President-elect Donald Trump’s announcement that Elon Musk and Vivek Ramaswamy will head a new Department of Government Efficiency (DOGE) has met with plenty of scorn from Democrats. That’s not surprising: We live in polarized times. Whatever the issue, the partisan instinct is to take a position antithetical to the opposition, and the combination of Trump, Musk and Ramaswamy only intensifies that compulsion.
But when it comes to efficiency, Democrats must refuse to take the bait. Democrats cannot be cornered into defending harmful and unnecessary bureaucracy, red tape and wasteful spending. Instead, the party should fight for a very different vision of efficiency: government dedicated to swiftly and dramatically improve the lives of ordinary people and protect them from corporate profiteers — in other words, from exactly the kind of people who will lead the DOGE initiative and populate the incoming Trump administration.
Musk and Ramaswamy are nothing if not ambitious. They want to “cut the federal government down to size” and have set their sights on slashing up to $2 trillion, or about 30% of the federal budget.
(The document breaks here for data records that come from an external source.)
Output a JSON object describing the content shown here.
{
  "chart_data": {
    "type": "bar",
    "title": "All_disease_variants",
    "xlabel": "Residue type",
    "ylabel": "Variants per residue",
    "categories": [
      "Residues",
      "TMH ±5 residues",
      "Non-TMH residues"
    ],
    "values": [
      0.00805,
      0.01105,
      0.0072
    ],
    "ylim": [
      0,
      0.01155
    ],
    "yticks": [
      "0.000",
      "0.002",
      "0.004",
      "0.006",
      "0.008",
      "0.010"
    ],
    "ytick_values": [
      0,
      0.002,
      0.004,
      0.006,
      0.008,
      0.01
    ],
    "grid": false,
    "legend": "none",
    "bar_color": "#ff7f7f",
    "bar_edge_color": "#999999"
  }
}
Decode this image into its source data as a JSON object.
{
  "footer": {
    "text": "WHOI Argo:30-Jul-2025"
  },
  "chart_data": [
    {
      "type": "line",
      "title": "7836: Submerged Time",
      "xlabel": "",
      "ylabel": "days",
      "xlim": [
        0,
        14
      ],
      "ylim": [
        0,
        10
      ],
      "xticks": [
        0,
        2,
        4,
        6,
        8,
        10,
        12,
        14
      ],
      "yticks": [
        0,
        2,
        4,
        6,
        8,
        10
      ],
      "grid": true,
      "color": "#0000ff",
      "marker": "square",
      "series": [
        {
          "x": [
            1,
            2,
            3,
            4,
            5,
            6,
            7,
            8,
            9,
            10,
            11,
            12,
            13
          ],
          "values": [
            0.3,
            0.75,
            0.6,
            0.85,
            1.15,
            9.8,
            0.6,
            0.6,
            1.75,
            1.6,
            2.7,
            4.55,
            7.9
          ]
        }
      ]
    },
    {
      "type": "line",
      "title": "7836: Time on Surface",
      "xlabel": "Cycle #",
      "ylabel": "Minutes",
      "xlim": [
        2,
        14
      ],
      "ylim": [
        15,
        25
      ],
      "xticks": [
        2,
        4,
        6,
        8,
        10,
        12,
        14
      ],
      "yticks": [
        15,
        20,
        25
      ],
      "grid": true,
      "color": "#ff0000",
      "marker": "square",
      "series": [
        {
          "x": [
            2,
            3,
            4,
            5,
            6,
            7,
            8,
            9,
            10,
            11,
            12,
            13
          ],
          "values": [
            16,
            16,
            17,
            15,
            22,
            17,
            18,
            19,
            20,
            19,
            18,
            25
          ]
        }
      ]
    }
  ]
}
Their proposals for how to do this include cutting funding for scientific research, laying off federal employees at random, and trimming defense spending.
More likely than not, DOGE’s proposals will align with the goals of Project 2025.
Given that the military budget grew substantially under President Trump’s first term, the Pentagon will probably be safe. But we can’t say the same for other areas that make up the majority of government spending, including entitlements such as Medicaid. More likely than not, DOGE’s proposals will align with the goals of Project 2025, the conservative plan to radically remake the government by privatizing essential public services and concentrating power in the executive branch. After months of denying any knowledge of Project 2025, Trump has proposed one of its architects, Russell Vought, to head the Office of Management and Budget. This means things like replacing career civil service workers with Trump loyalists, gutting regulations, rolling back civil rights and labor protections, abolishing the Department of Education, and more.
Of course, Republicans salivating over the chance to slash government isn’t new. Remember anti-tax activist Grover Norquist saying he wanted to “reduce government to the size where I can drag it into the bathroom and drown it in the bathtub”? What’s new is how the Department of Government Efficiency repackages cruel and unpopular conservative ideology in meme-covered bottles, rebranding austerity, corporate deregulation, and cuts to public welfare as hip and edgy. Even the acronym DOGE is a reference to Dogecoin, a jokey, dog-themed cryptocurrency. Indeed, it isn’t even a real government department, but an advisory committee. DOGE, in other words, is a fake department named after a fake form of money.
And despite Musk and Ramaswamy’s images as men of bold new ideas, DOGE isn’t even a novel proposal. In 1982, Ronald Reagan created the Grace Commission, run by businessman Peter Grace, who vowed to “root out inefficiency” with the help of a counsel of corporate executives. Reagan promised to “drain the swamp” (a phrase Trump would adopt), but government bureaucracy has only grown in the decades since. Much of it, ironically, has been put in place by Republicans because they abhor the idea of the “undeserving” getting public assistance — think poor single mothers receiving food stamps or the sick and disabled not having to worry about deductibles or co-pays.
Ordinary people, however, are hardly as hostile to government or worried about “free riders” as the right-wing ideologues about to take power in Washington. What most folks want is for the government to work well and to work for them. Plenty of polls show that majorities of voters want the state to be more involved in health care, education, protecting the planet, regulating business, and more.
Americans like big government when it delivers. Much of my family lives in Buncombe County, North Carolina, the epicenter of Hurricane Helene’s recent destruction. No one complained when public officials managed to repair the storm-damaged water infrastructure in record time, condensing a job that would normally take a year or more into less than two months by working around the clock and finding creative ways to problem-solve. That’s one model of what truly efficient government looks like, and it’s the kind of government efficiency that Democrats should stand for.
Means-testing programs have been shown to waste people’s time and drive up costs.
Imagine public transportation that is clean, fast, on time, and free. Or being able to quickly and seamlessly e-file your taxes in a matter of minutes, based on employer-submitted earnings, the way people in many industrialized countries do. Or what about the efficiency of knowing your kids could go to excellent public colleges without having to fill out broken FAFSA forms or rely on impossible-to-pay student loans? Why should being able to apply for unemployment benefits or emergency disaster relief through functioning websites, and receiving swift and adequate assistance, seem like a pipe dream?